4. Polyphyletic hypotheses, deriving the different groups of NASSELLARIA from different skeletonless Nassellida, by development of simple siliceous skeletons in different ways. Among the numerous polyphyletic hypotheses which are possible, one of the simplest would be the supposition that three different fundamental forms of skeleton may have arisen independently one from another: (1) a simple sagittal ring as original form of the Stephoidea and Spyroidea (A); (2) a simple basal tripod as original form of the Plectoidea (B); (3) a simple latticed cephalis as original form of the Botryodea and Cyrtoidea (C). This triphyletic hypothesis is supported by R. Hertwig (1879, loc. cit., p. 136); he assumes that the original skeletonless Nassellida (Cystidium) have produced three different branches, his "Acanthodesmida" (=Stephoidea and Spyroidea) with a primary ring, his "Plagiacanthida" (=Plectoidea) with a primary tripod, and his Cyrtida (Botryodea and Cyrtoidea) with a primary cephalis. This hypothesis seems rather probable on the first view; but it meets with the greatest difficulties in view of the fact that these three original elements of the skeleton are more or less evidently combined in the great majority of NASSELLARIA. The greatest difficulty arises from the fact that often among very similar and closely allied forms the first exhibits all three elements (A, B, C) combined, whilst the second has a combination of A and B, the third of B aud C, the fourth of A and C; and there are other forms, very similar to the former, in which one element only is recognisable. Another difficulty arises from the fact that the intimate structure of the cephalis in the majority of Cyrtellaria is not perfectly known, and often exhibits structures which are difficult to explain with regard to the three elements A, B, C. Under these circumstances further researches on the numerous imperfectly known NASSELLARIA are required, and chiefly accurate observations on their more minute structure and on their important ontogeny.
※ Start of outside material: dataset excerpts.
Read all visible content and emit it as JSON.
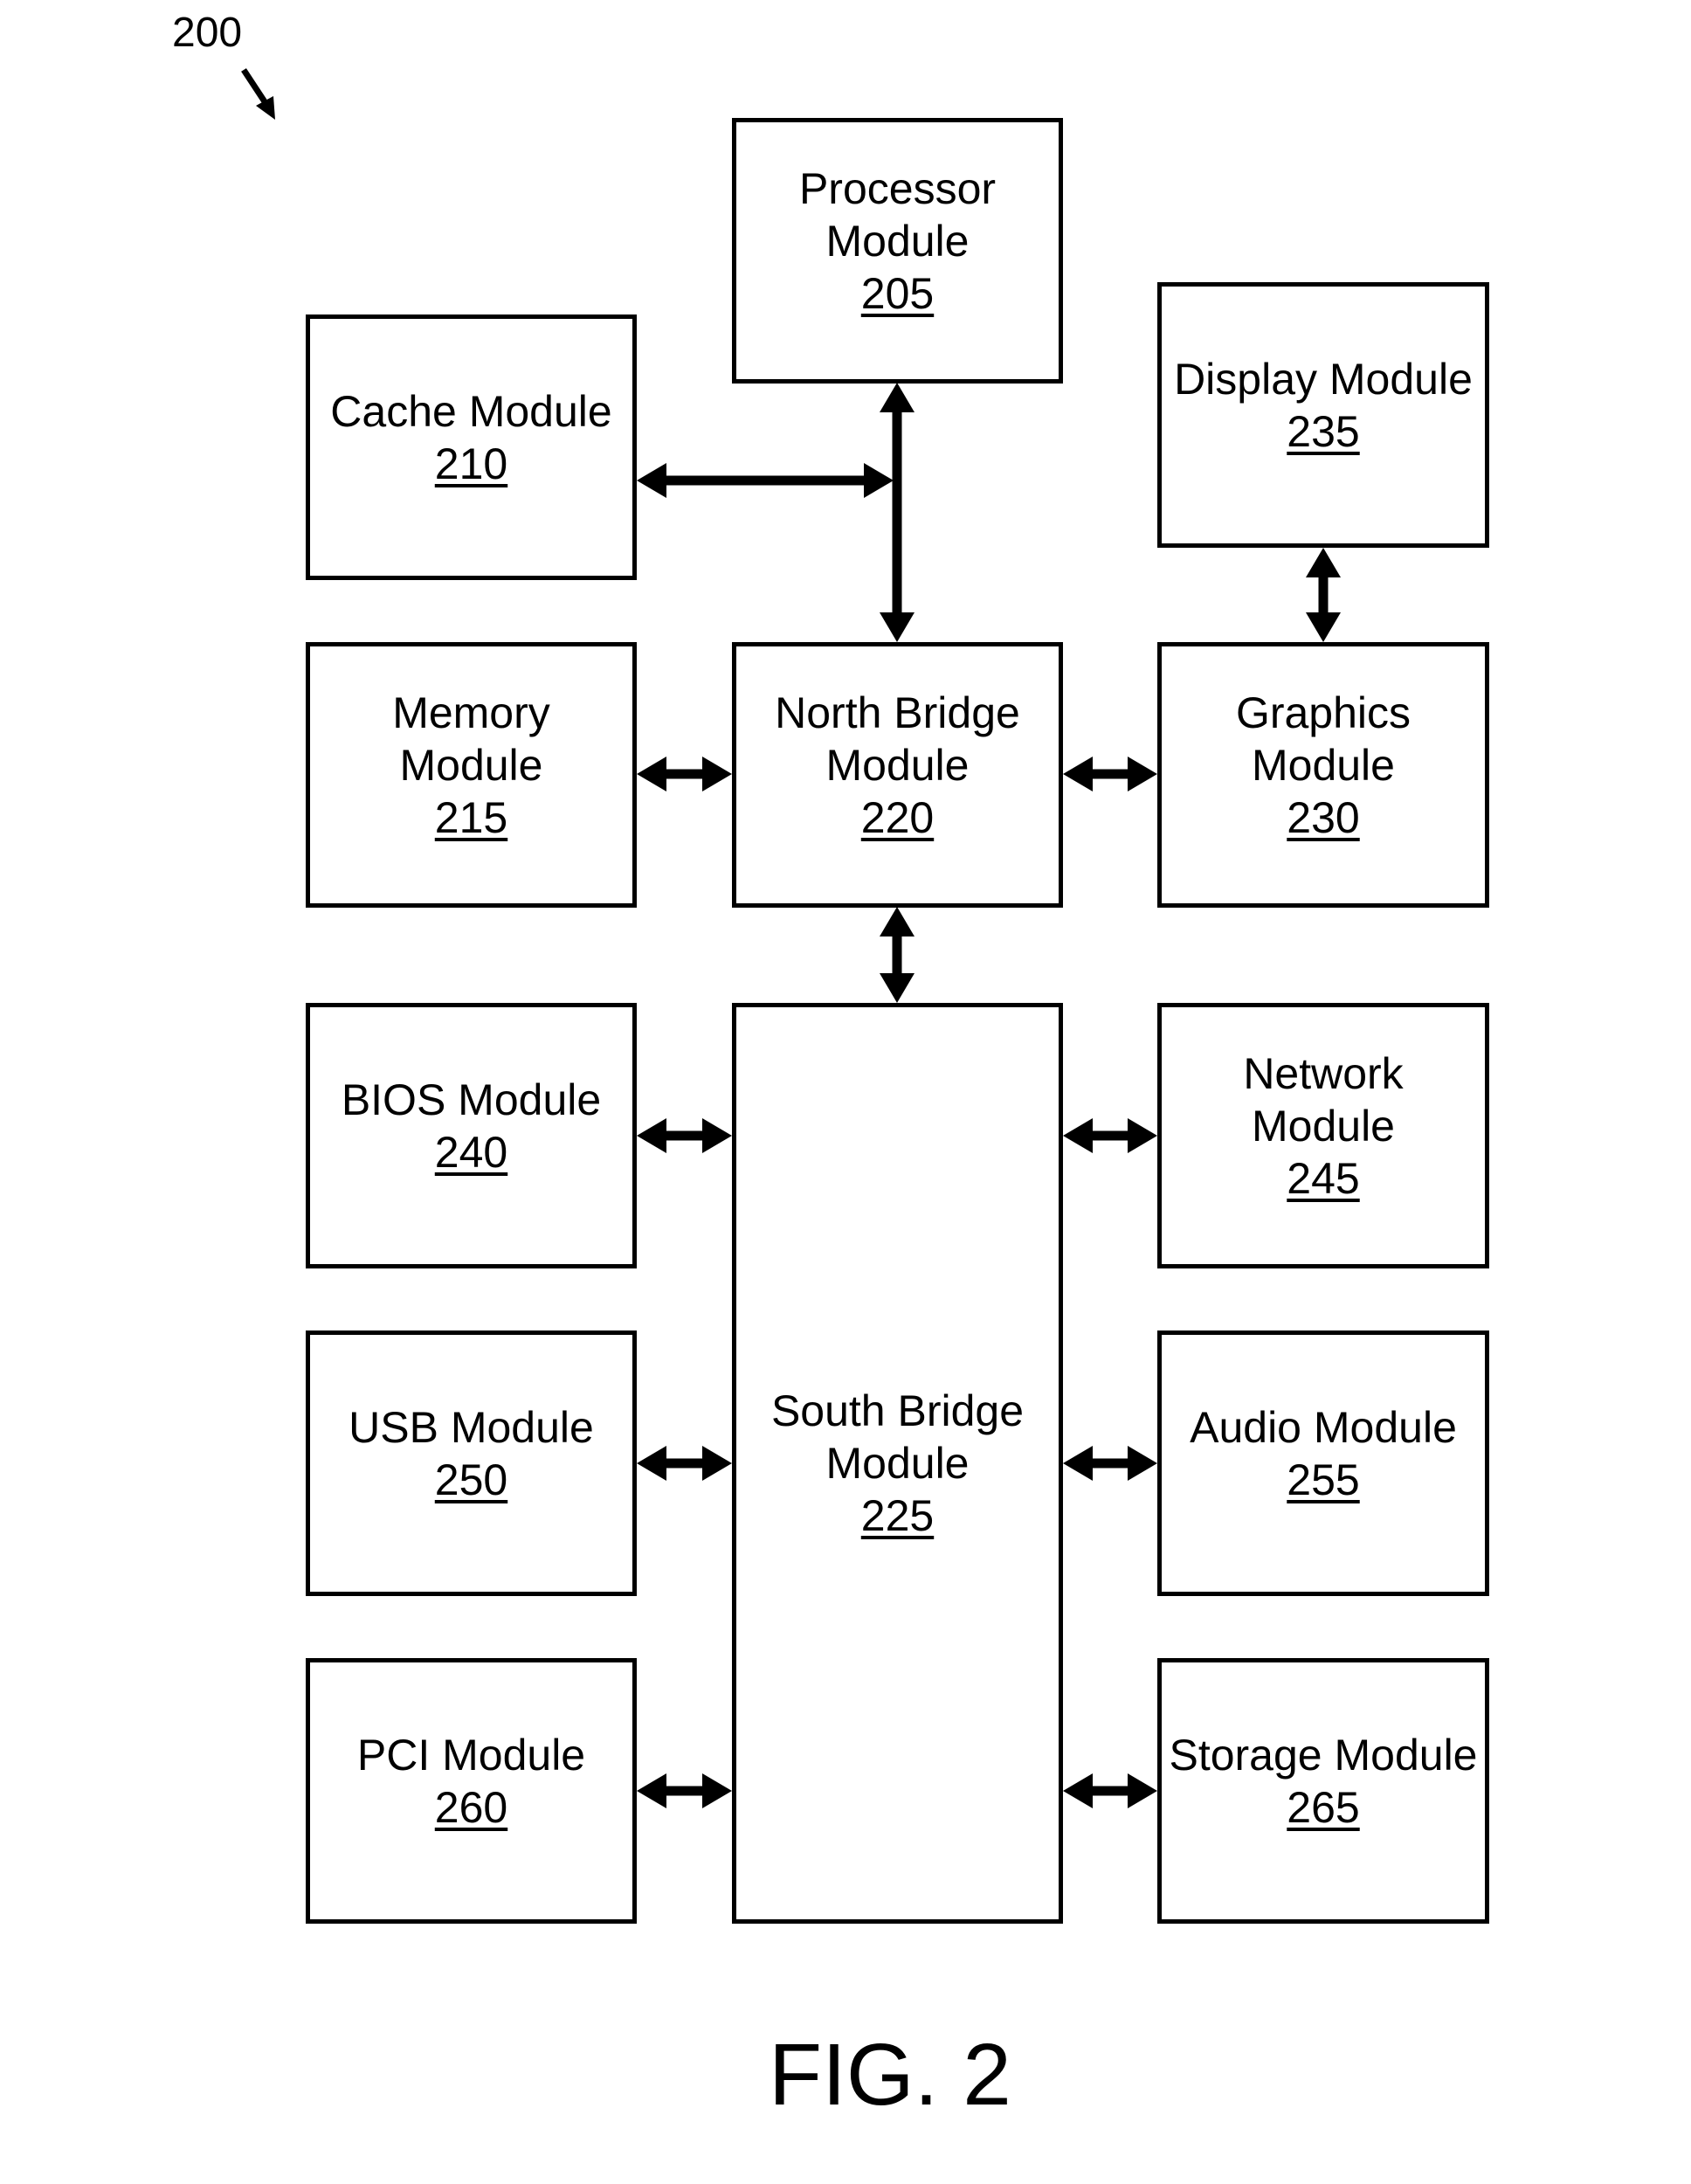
{
  "figure": {
    "reference_number": "200",
    "caption": "FIG. 2"
  },
  "modules": {
    "processor": {
      "name": "Processor\nModule",
      "ref": "205"
    },
    "cache": {
      "name": "Cache Module",
      "ref": "210"
    },
    "memory": {
      "name": "Memory\nModule",
      "ref": "215"
    },
    "north_bridge": {
      "name": "North Bridge\nModule",
      "ref": "220"
    },
    "south_bridge": {
      "name": "South Bridge\nModule",
      "ref": "225"
    },
    "graphics": {
      "name": "Graphics\nModule",
      "ref": "230"
    },
    "display": {
      "name": "Display Module",
      "ref": "235"
    },
    "bios": {
      "name": "BIOS Module",
      "ref": "240"
    },
    "network": {
      "name": "Network\nModule",
      "ref": "245"
    },
    "usb": {
      "name": "USB Module",
      "ref": "250"
    },
    "audio": {
      "name": "Audio Module",
      "ref": "255"
    },
    "pci": {
      "name": "PCI Module",
      "ref": "260"
    },
    "storage": {
      "name": "Storage Module",
      "ref": "265"
    }
  },
  "connections": [
    {
      "from": "cache",
      "to": "processor-northbridge bus",
      "type": "bidirectional"
    },
    {
      "from": "processor",
      "to": "north_bridge",
      "type": "bidirectional"
    },
    {
      "from": "display",
      "to": "graphics",
      "type": "bidirectional"
    },
    {
      "from": "memory",
      "to": "north_bridge",
      "type": "bidirectional"
    },
    {
      "from": "north_bridge",
      "to": "graphics",
      "type": "bidirectional"
    },
    {
      "from": "north_bridge",
      "to": "south_bridge",
      "type": "bidirectional"
    },
    {
      "from": "bios",
      "to": "south_bridge",
      "type": "bidirectional"
    },
    {
      "from": "south_bridge",
      "to": "network",
      "type": "bidirectional"
    },
    {
      "from": "usb",
      "to": "south_bridge",
      "type": "bidirectional"
    },
    {
      "from": "south_bridge",
      "to": "audio",
      "type": "bidirectional"
    },
    {
      "from": "pci",
      "to": "south_bridge",
      "type": "bidirectional"
    },
    {
      "from": "south_bridge",
      "to": "storage",
      "type": "bidirectional"
    }
  ]
}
We divide the immense legion of NASSELLARIA into two large orders, the Plectellaria without complete lattice-shell, and the Cyrtellaria with a complete lattice-shell or a "cephalis," including the central capsule; the latter, of course, have arisen from the former. The Plectellaria comprise three different suborders, the Nassoidea (without skeleton), the Plectoidea (with a tripodal skeleton, without ring), and the Stephoidea (with a primary sagittal ring, with or without tripod). The Cyrtellaria again also comprise three different suborders, the Spyroidea (with biocular cephalis and a sagittal constriction), the Botryodea (with multilocular and lobate cephalis, exhibiting two or more constrictions and three or more lobes), and the Cyrtoidea (with simple, unilocular cephalis, without constriction).